Organize the rallies, kiss the babies, beat the drums -- Magic Johnson for Dodgers owner [Updated]
How do you start a campaign? As Jamie McCourt could tell you, it ain’t so easy.
This, though, is different. No campaign funds required. No cheesy TV ads needed. Could even be devoid of partisanship.
Magic Johnson for Dodgers owner!
OK, might require a catchier slogan. "Put the Magic back in the Dodgers," or maybe "To be Frank, Magic would do a better job."
Of course, there are times when it seems two rocks and a bat donut could do a better job.
Perhaps you heard, but Magic is suddenly flush with cash. Like more than $100 million, which is approximately $100 million more than Frank and Jamie McCourt used to purchase the team in 2004.

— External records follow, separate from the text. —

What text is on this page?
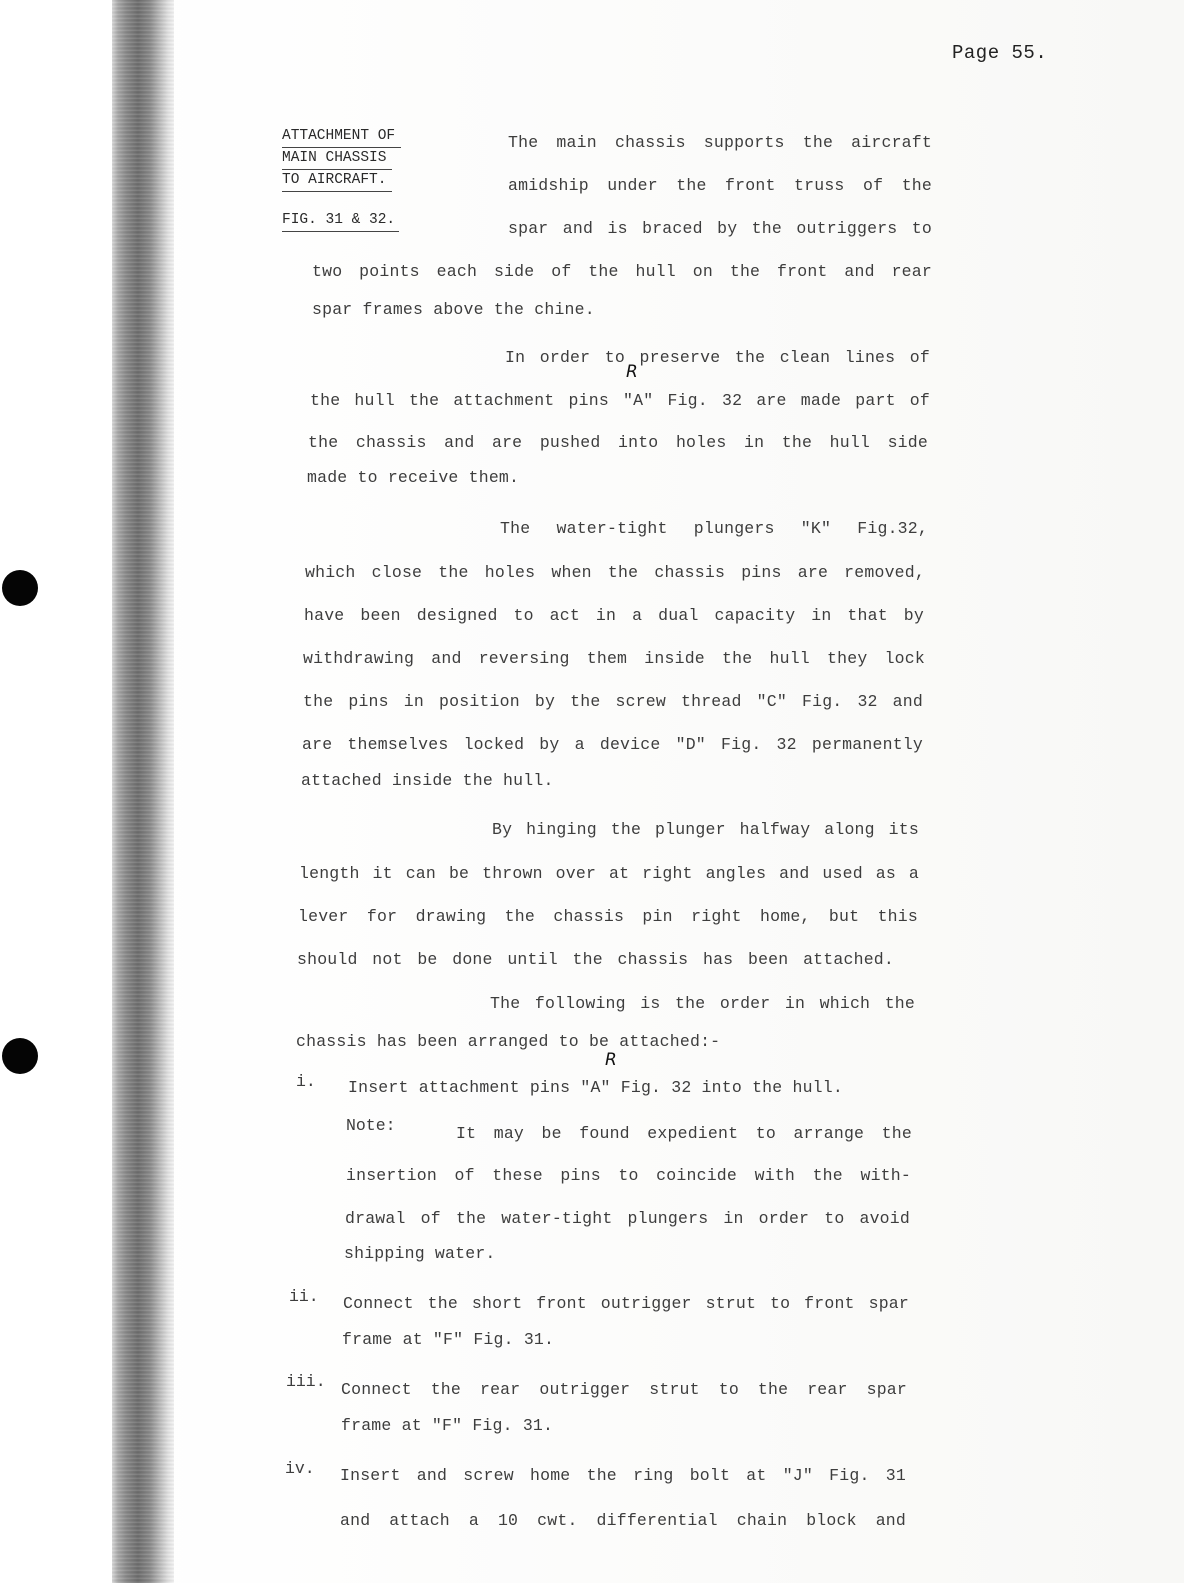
Page 55.
ATTACHMENT OF
MAIN CHASSIS
TO AIRCRAFT.
FIG. 31 & 32.
The main chassis supports the aircraft
amidship under the front truss of the
spar and is braced by the outriggers to
two points each side of the hull on the front and rear
spar frames above the chine.
In order to preserve the clean lines of
the hull the attachment pins "A" Fig. 32 are made part of
the chassis and are pushed into holes in the hull side
made to receive them.
The water-tight plungers "K" Fig.32,
which close the holes when the chassis pins are removed,
have been designed to act in a dual capacity in that by
withdrawing and reversing them inside the hull they lock
the pins in position by the screw thread "C" Fig. 32 and
are themselves locked by a device "D" Fig. 32 permanently
attached inside the hull.
By hinging the plunger halfway along its
length it can be thrown over at right angles and used as a
lever for drawing the chassis pin right home, but this
should not be done until the chassis has been attached.
The following is the order in which the
chassis has been arranged to be attached:-
i. Insert attachment pins "A" Fig. 32 into the hull.
Note:	It may be found expedient to arrange the
insertion of these pins to coincide with the with-
drawal of the water-tight plungers in order to avoid
shipping water.
ii. Connect the short front outrigger strut to front spar
frame at "F" Fig. 31.
iii. Connect the rear outrigger strut to the rear spar
frame at "F" Fig. 31.
iv. Insert and screw home the ring bolt at "J" Fig. 31
and attach a 10 cwt. differential chain block and
R
R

Magic just sold his 4.5% interest in the Lakers and 105 Starbucks. A source told The Times’ Brad Turner that Magic was not necessarily looking to purchase an NBA franchise, but was positioning himself to purchase something ``in sports.’’
Like a baseball team? One Los Angeles sporting icon buying another? Positively dreamy.

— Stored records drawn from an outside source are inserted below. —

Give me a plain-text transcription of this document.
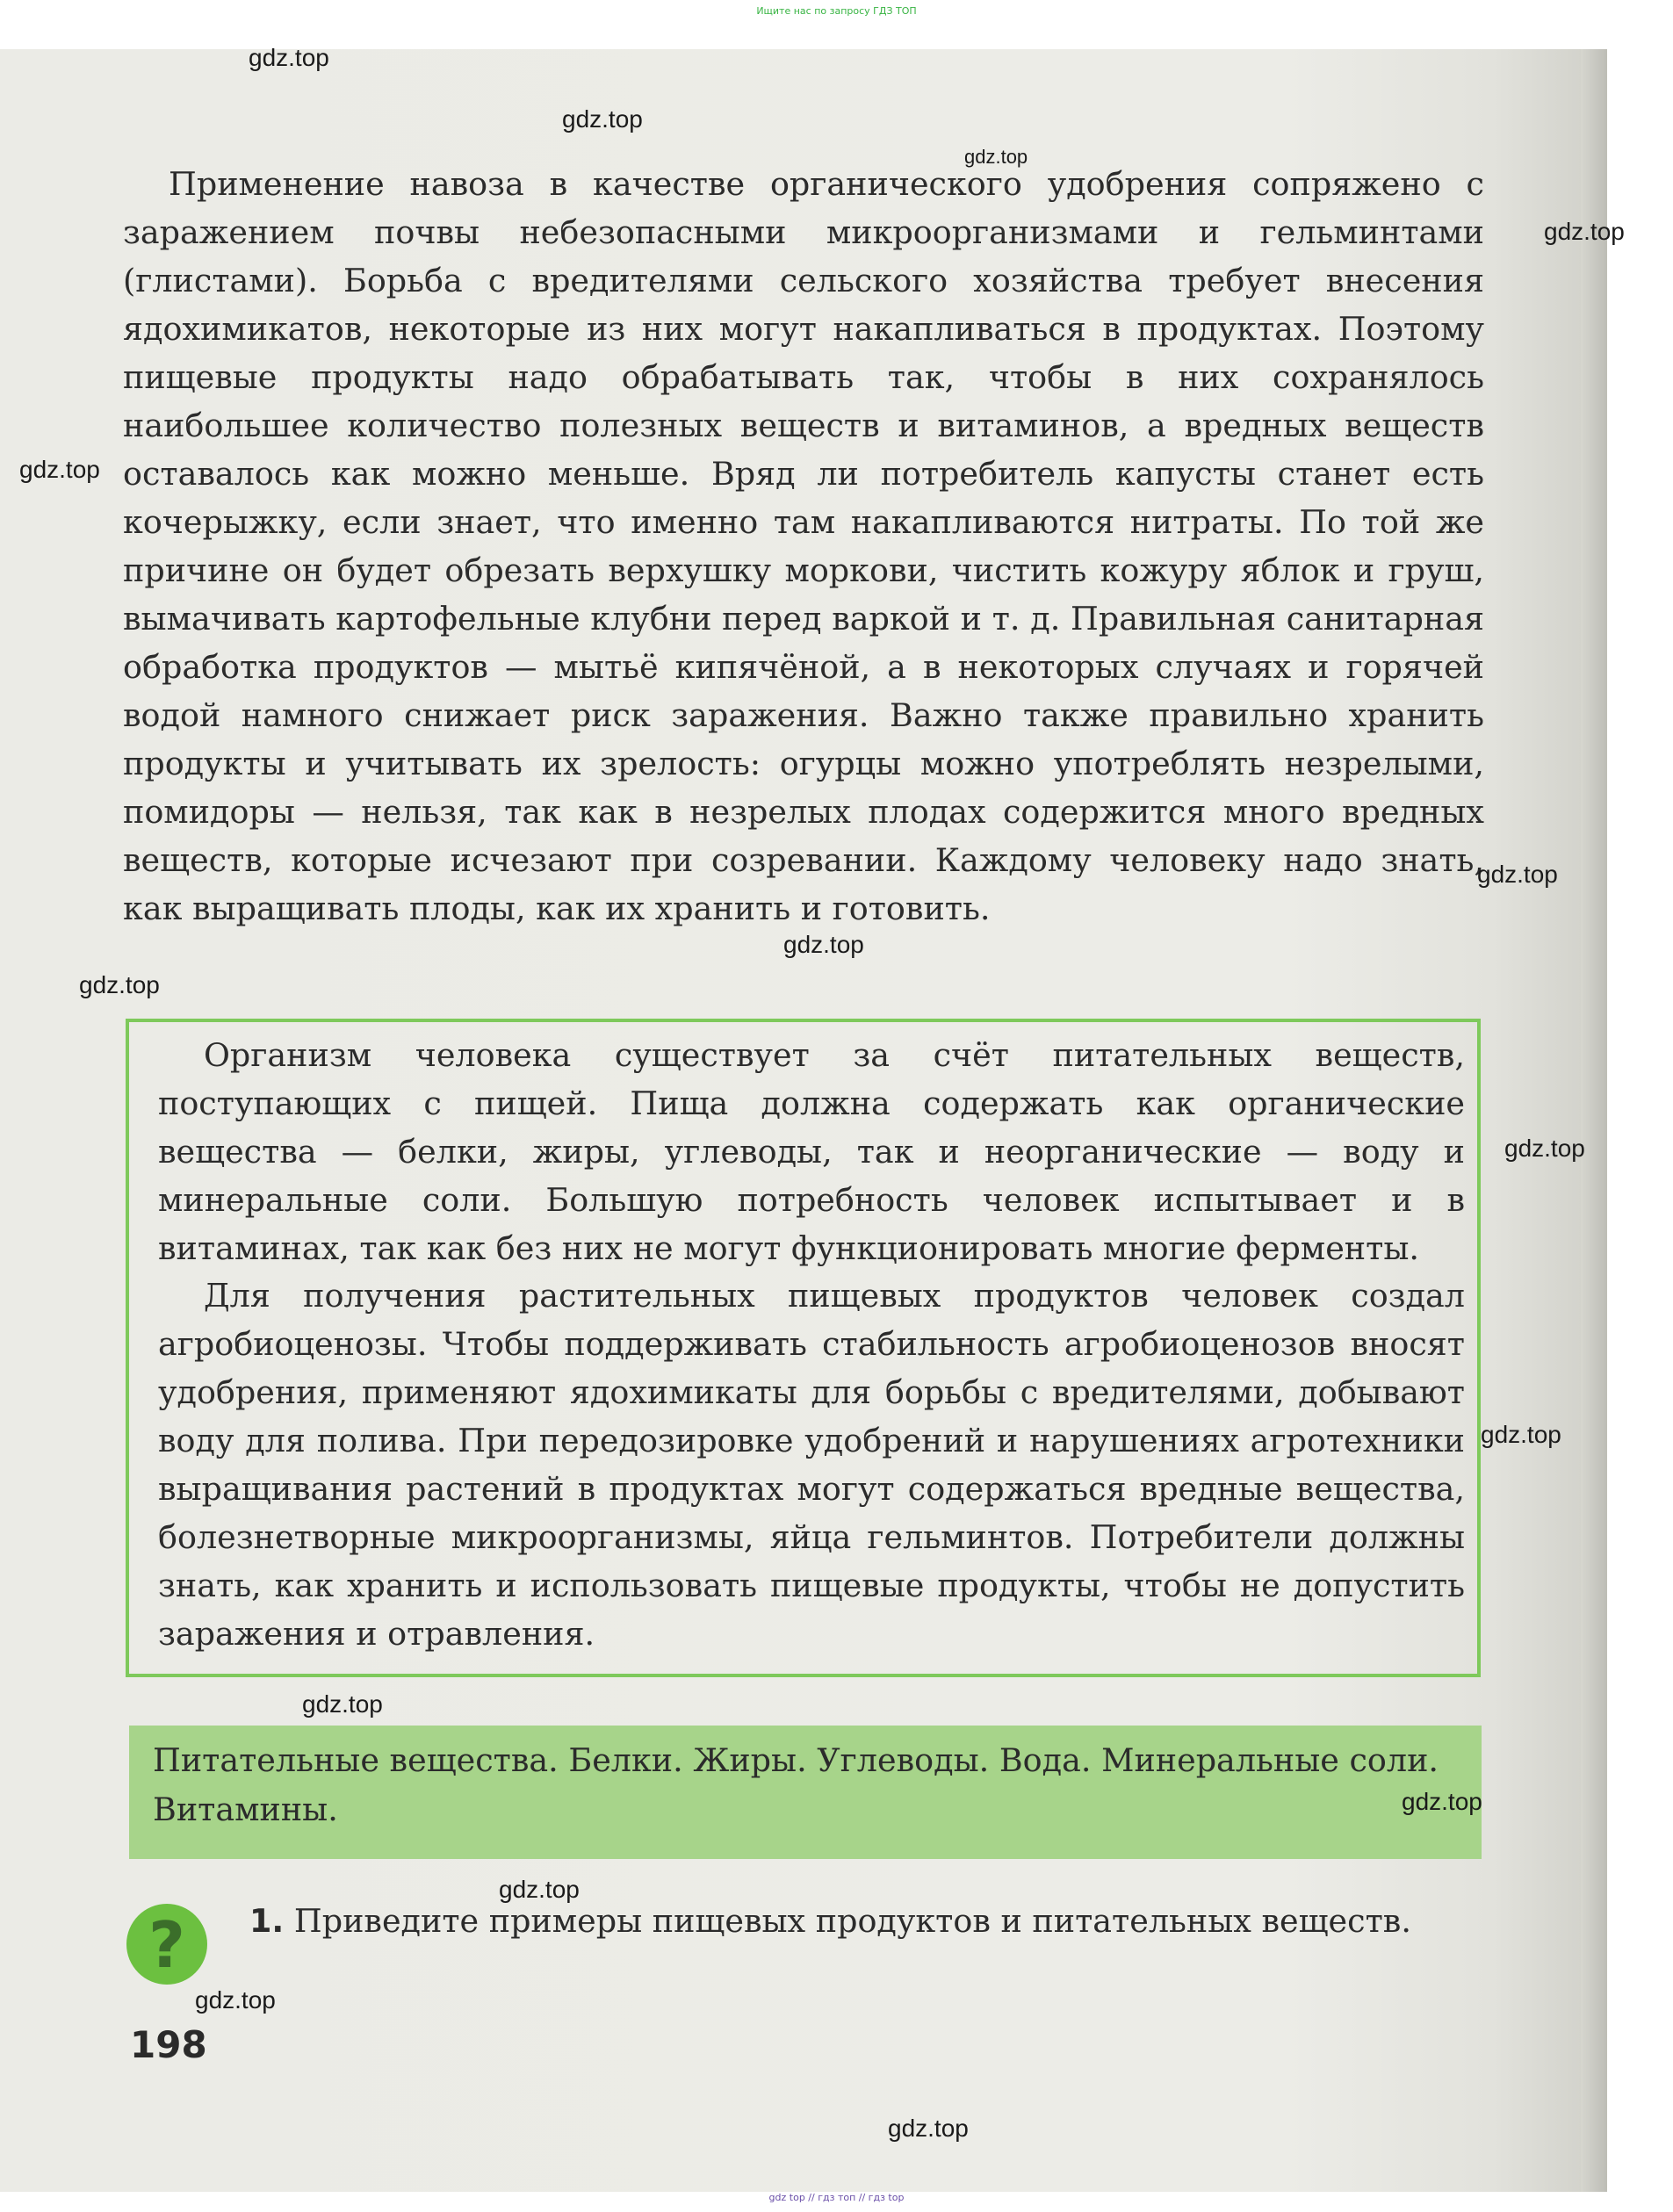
Ищите нас по запросу ГДЗ ТОП

Применение навоза в качестве органического удобрения сопряжено с заражением почвы небезопасными микроорганизмами и гельминтами (глистами). Борьба с вредителями сельского хозяйства требует внесения ядохимикатов, некоторые из них могут накапливаться в продуктах. Поэтому пищевые продукты надо обрабатывать так, чтобы в них сохранялось наибольшее количество полезных веществ и витаминов, а вредных веществ оставалось как можно меньше. Вряд ли потребитель капусты станет есть кочерыжку, если знает, что именно там накапливаются нитраты. По той же причине он будет обрезать верхушку моркови, чистить кожуру яблок и груш, вымачивать картофельные клубни перед варкой и т. д. Правильная санитарная обработка продуктов — мытьё кипячёной, а в некоторых случаях и горячей водой намного снижает риск заражения. Важно также правильно хранить продукты и учитывать их зрелость: огурцы можно употреблять незрелыми, помидоры — нельзя, так как в незрелых плодах содержится много вредных веществ, которые исчезают при созревании. Каждому человеку надо знать, как выращивать плоды, как их хранить и готовить.

Организм человека существует за счёт питательных веществ, поступающих с пищей. Пища должна содержать как органические вещества — белки, жиры, углеводы, так и неорганические — воду и минеральные соли. Большую потребность человек испытывает и в витаминах, так как без них не могут функционировать многие ферменты.

Для получения растительных пищевых продуктов человек создал агробиоценозы. Чтобы поддерживать стабильность агробиоценозов вносят удобрения, применяют ядохимикаты для борьбы с вредителями, добывают воду для полива. При передозировке удобрений и нарушениях агротехники выращивания растений в продуктах могут содержаться вредные вещества, болезнетворные микроорганизмы, яйца гельминтов. Потребители должны знать, как хранить и использовать пищевые продукты, чтобы не допустить заражения и отравления.

Питательные вещества. Белки. Жиры. Углеводы. Вода. Минеральные соли. Витамины.

?	1. Приведите примеры пищевых продуктов и питательных веществ.

198
gdz.top
gdz.top
gdz.top
gdz.top
gdz.top
gdz.top
gdz.top
gdz.top
gdz.top
gdz.top
gdz.top
gdz.top
gdz.top
gdz.top
gdz.top
gdz top // гдз топ // гдз top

The initial problem here is, regrettably, that the Dodgers are not for sale. Not yet, anyway. And very possibly they won’t be, but should the judge who is mulling over whether to declare the divorcing McCourts co-owners decide to go the Solomon route, all bets are off.

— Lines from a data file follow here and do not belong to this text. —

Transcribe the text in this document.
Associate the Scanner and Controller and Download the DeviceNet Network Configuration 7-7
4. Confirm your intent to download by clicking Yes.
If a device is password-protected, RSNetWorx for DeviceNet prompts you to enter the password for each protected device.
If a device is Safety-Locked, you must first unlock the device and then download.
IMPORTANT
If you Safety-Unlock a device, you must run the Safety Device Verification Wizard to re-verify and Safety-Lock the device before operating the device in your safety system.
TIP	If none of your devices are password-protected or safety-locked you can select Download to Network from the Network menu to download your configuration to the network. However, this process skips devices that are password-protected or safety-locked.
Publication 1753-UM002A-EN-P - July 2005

Now I am talking the Lakers’ retired No.32 buying the team, and not the Dodgers’ retired No.32, Sandy Koufax. So maybe you think Magic doesn’t know baseball.
But he does know winning. He didn’t know diddly about coffee or development or movie theaters or hamburger joints or urban funds either. How’d that turn out?
He knows how to organize, educate, delegate and inspire. Sounds like a breath of fresh air to me.
Magic not only has cash, he has stinking wealthy friends. If it takes $800 million or a billion, he could get it done.
Magic loves a challenge, and right now, the Dodgers are the Mt. Everest of L.A. sporting challenges. Check that; guess that would still be the Clippers.
Whether they recognize it or not, the McCourts have a miserable image problem that hiring their 27th public relations guru is not going to vanquish.
They could sell, split the proceeds, take their millions in equity and run. Go buy another villa or private plane. Just go.
And with Magic, the Dodgers would gain instant prestige and needed credibility. Somebody get this campaign rolling.
[Updated at 5:45 p.m.] Ah, now Magic tells The Times' Broderick Turner -- guess he gave up on Brad Turner -- he doesn't want to buy the Dodgers but would be interested in bringing an NFL team back to Los Angeles.
That's OK, the campaign is early. First job: win over Magic.